Look, we’re confused; this doesn’t make sense: why is there a first-generation PlayStation 2 game on the office PS3? Questioning whether SEGA had sent us the wrong disk doesn’t inspire confidence – Iron Man is one rough looking game and it doesn’t get much better once you get past the visuals.

Sadly, whilst the movie was decent enough, with Robert Downey Jr playing a cracking lead in the role of the troubled Tony Stark, even his voice over can’t lend enough weight to push the videogame adaptation beyond it’s tragic production levels. Yes, the action is nice and smooth but that’s because the graphics are ridiculously basic and we can’t imagine developers Secret Level even scraped the PS3’s processing grunt.

And when we say action that’s something of a stretch. The confusing array of controls battles constantly with Iron Man’s expanding selection of weaponry, with which you’re meant to dispatch countless dumb goons cascading towards you like a drunken Tetris. An alcholic Stark might be, but when a game forces us to crash through a few gin and tonics before having to plug through the game it’s not a good sign. Still, it’s nice to get into character.


So, Iron Man is a vicious blend of fighting and flying, much like the movie but without any of the grace and poise: despite the hunking great iron suit, Stark is deceptively nimble on his feet but struggles to turn and aim as quickly. Think Sonic The Hedgehog in 3D, but dressed in a deep red exoskeleton weilding a flame-thrower. This ‘on-off’ digital approach to movement extends to flight, where the left trigger acts as both hover and ascend (releasing it lets you drop) which seems to work ok but then lateral movement is magnified ten-fold as soon as you touch the analog stick.

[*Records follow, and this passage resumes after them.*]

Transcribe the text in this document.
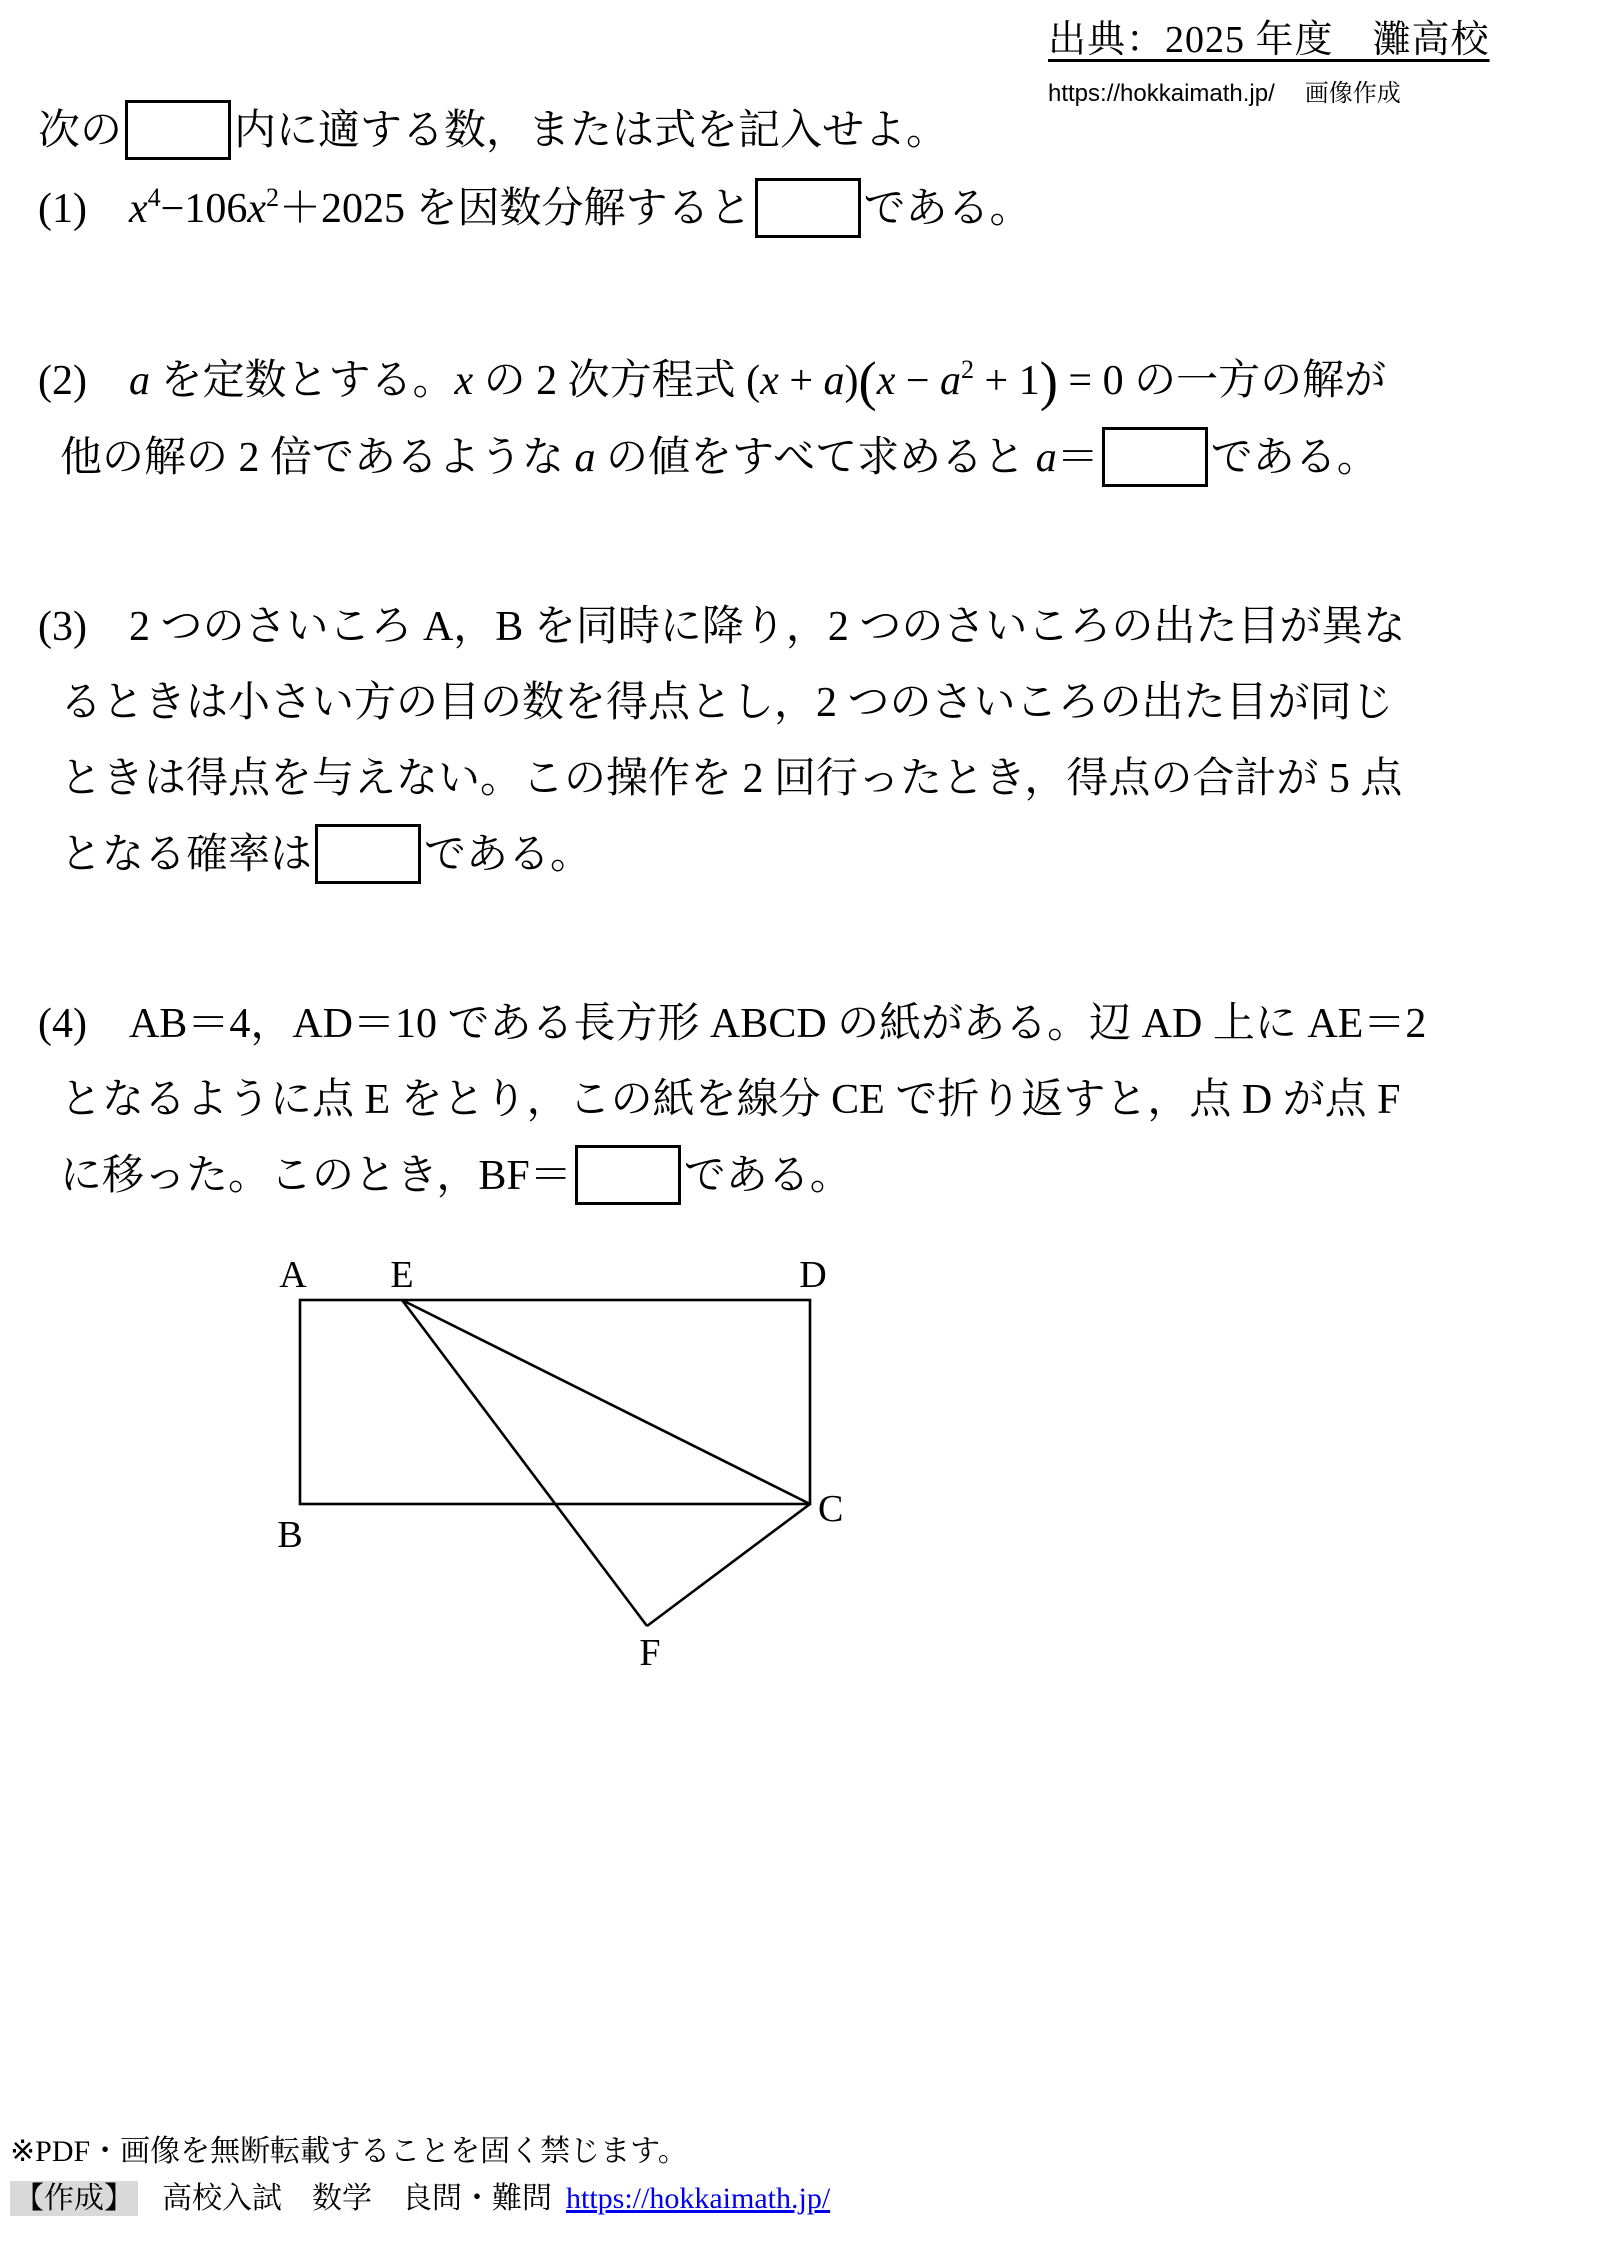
出典：2025 年度　灘高校
https://hokkaimath.jp/ 画像作成
次の	内に適する数，または式を記入せよ。
(1)　$x^4-106x^2+2025$ を因数分解すると	である。
(2)　a を定数とする。x の 2 次方程式 $(x + a)(x - a^2 + 1) = 0$ の一方の解が
他の解の 2 倍であるような a の値をすべて求めると a＝	である。
(3)　2 つのさいころ A，B を同時に降り，2 つのさいころの出た目が異な
るときは小さい方の目の数を得点とし，2 つのさいころの出た目が同じ
ときは得点を与えない。この操作を 2 回行ったとき，得点の合計が 5 点
となる確率は	である。
(4)　AB＝4，AD＝10 である長方形 ABCD の紙がある。辺 AD 上に AE＝2
となるように点 E をとり，この紙を線分 CE で折り返すと，点 D が点 F
に移った。このとき，BF＝	である。
A E	D
B
C
F
※PDF・画像を無断転載することを固く禁じます。
【作成】 高校入試　数学　良問・難問 https://hokkaimath.jp/
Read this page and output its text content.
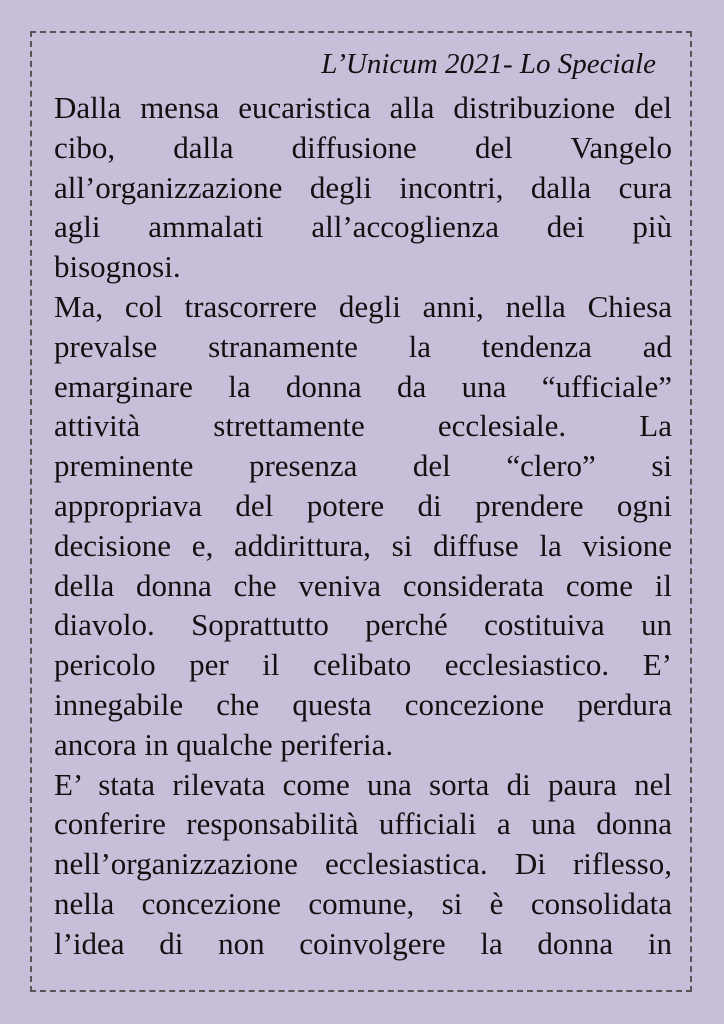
L’Unicum 2021- Lo Speciale
Dalla mensa eucaristica alla distribuzione del
cibo, dalla diffusione del Vangelo
all’organizzazione degli incontri, dalla cura
agli ammalati all’accoglienza dei più
bisognosi.
Ma, col trascorrere degli anni, nella Chiesa
prevalse stranamente la tendenza ad
emarginare la donna da una “ufficiale”
attività strettamente ecclesiale. La
preminente presenza del “clero” si
appropriava del potere di prendere ogni
decisione e, addirittura, si diffuse la visione
della donna che veniva considerata come il
diavolo. Soprattutto perché costituiva un
pericolo per il celibato ecclesiastico. E’
innegabile che questa concezione perdura
ancora in qualche periferia.
E’ stata rilevata come una sorta di paura nel
conferire responsabilità ufficiali a una donna
nell’organizzazione ecclesiastica. Di riflesso,
nella concezione comune, si è consolidata
l’idea di non coinvolgere la donna in
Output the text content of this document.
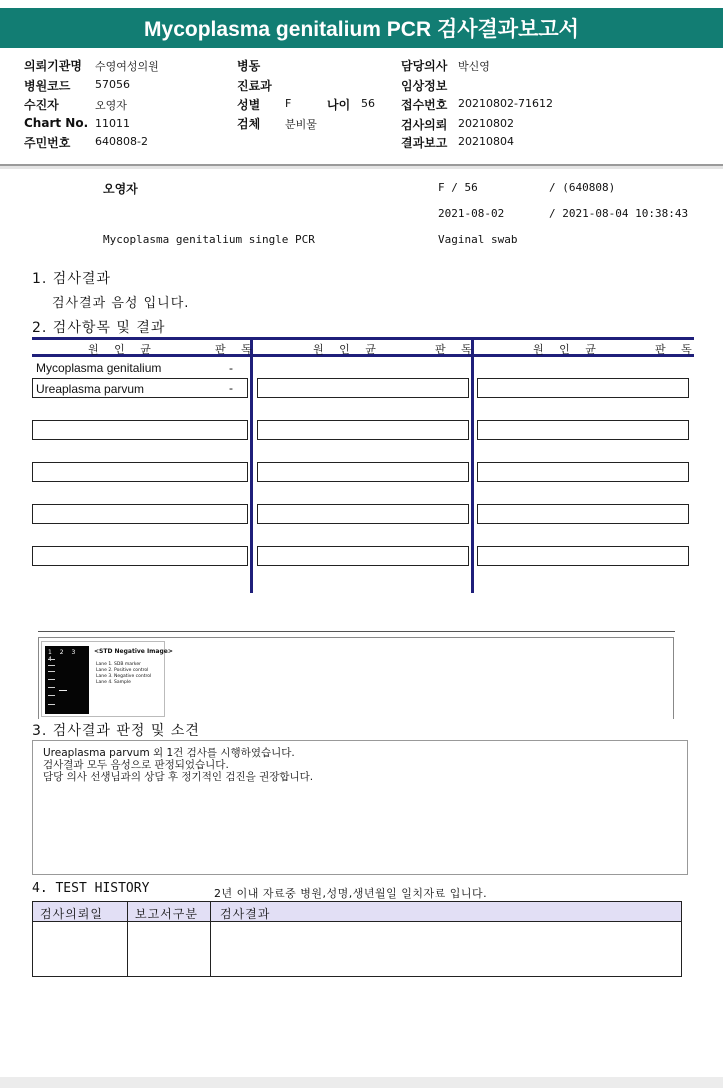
Mycoplasma genitalium PCR 검사결과보고서
의뢰기관명 수영여성의원
병원코드 57056
수진자	오영자
Chart No. 11011
주민번호 640808-2
병동
진료과
성별 F	나이 56
검체 분비물
담당의사 박신영
임상정보
접수번호 20210802-71612
검사의뢰 20210802
결과보고 20210804
오영자	F / 56	/ (640808)
2021-08-02	/ 2021-08-04 10:38:43
Mycoplasma genitalium single PCR	Vaginal swab
1. 검사결과
검사결과 음성 입니다.
2. 검사항목 및 결과
원 인 균	판 독	원 인 균	판 독	원 인 균	판 독
Mycoplasma genitalium	-
Ureaplasma parvum	-
1 2 3	<STD Negative Image>
Lane 1. SDB marker
Lane 2. Positive control
Lane 3. Negative control
Lane 4. Sample
3. 검사결과 판정 및 소견
Ureaplasma parvum 외 1건 검사를 시행하였습니다.
검사결과 모두 음성으로 판정되었습니다.
담당 의사 선생님과의 상담 후 정기적인 검진을 권장합니다.
4. TEST HISTORY	2년 이내 자료중 병원,성명,생년월일 일치자료 입니다.
검사의뢰일	보고서구분 검사결과
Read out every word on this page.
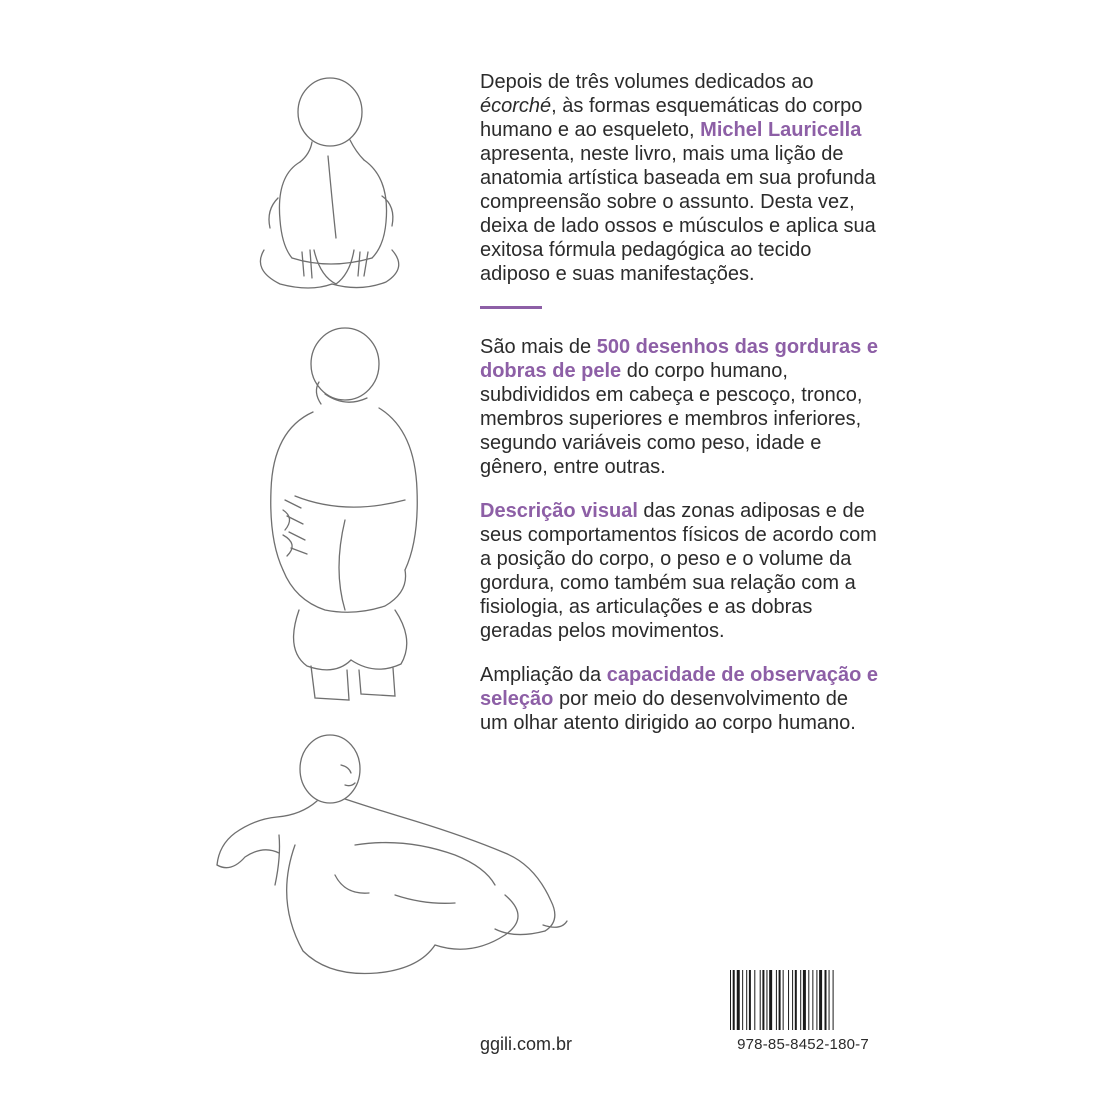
Depois de três volumes dedicados ao écorché, às formas esquemáticas do corpo humano e ao esqueleto, Michel Lauricella apresenta, neste livro, mais uma lição de anatomia artística baseada em sua profunda compreensão sobre o assunto. Desta vez, deixa de lado ossos e músculos e aplica sua exitosa fórmula pedagógica ao tecido adiposo e suas manifestações.

São mais de 500 desenhos das gorduras e dobras de pele do corpo humano, subdivididos em cabeça e pescoço, tronco, membros superiores e membros inferiores, segundo variáveis como peso, idade e gênero, entre outras.

Descrição visual das zonas adiposas e de seus comportamentos físicos de acordo com a posição do corpo, o peso e o volume da gordura, como também sua relação com a fisiologia, as articulações e as dobras geradas pelos movimentos.

Ampliação da capacidade de observação e seleção por meio do desenvolvimento de um olhar atento dirigido ao corpo humano.

ggili.com.br	978-85-8452-180-7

Quite why the controls weren’t refined is anyone’s guess, but we’re assuming the game’s release was tied to the movie’s. That still should have left plenty of man-hours to get the combat right, right? Well, if you think holding the right trigger ad-infinitum is ‘combat’ then sure, it works wonderfully – despite the ever-expanding array of weaponry at your disposal it’s often easiest just to use the repulsor rays, especially given the automatic lock-on. Sure, other options such as missiles can be more devastating, but the effort required to switch and aim outweighs the reward unless you’re forced to do so during a boss battle.

And then it’s back to the graphics, which we couldn’t let lie. They’re terrible. The animation is basic, the environments look last-generation and the whole game just looks dead, as if it was thrown together by a work-experience lacky at the last minute when SEGA realised they’d forgotten something. As we’ve said, the frame-rate is nice and fast, but we wouldn’t expect anything less, and it’s worth mentioning that Iron Man himself is actually pretty good looking, with some nice light mapping and a convincing, tangible solid feel about him.

So, clearly this is one for Iron Man fans alone, and we suspect that if this is you, you’ll get considerably more out of the game than the rest of us: there are numerous fully acted FMV scenes, additional suits to unlock and plenty of superhero fun to be had if you’re not bothered about doing it in a decent game and the demo on the PSN should be enough to convince you either way. For everyone else with a tad more financial sense and dignity, we’re sorry, but this isn’t for you.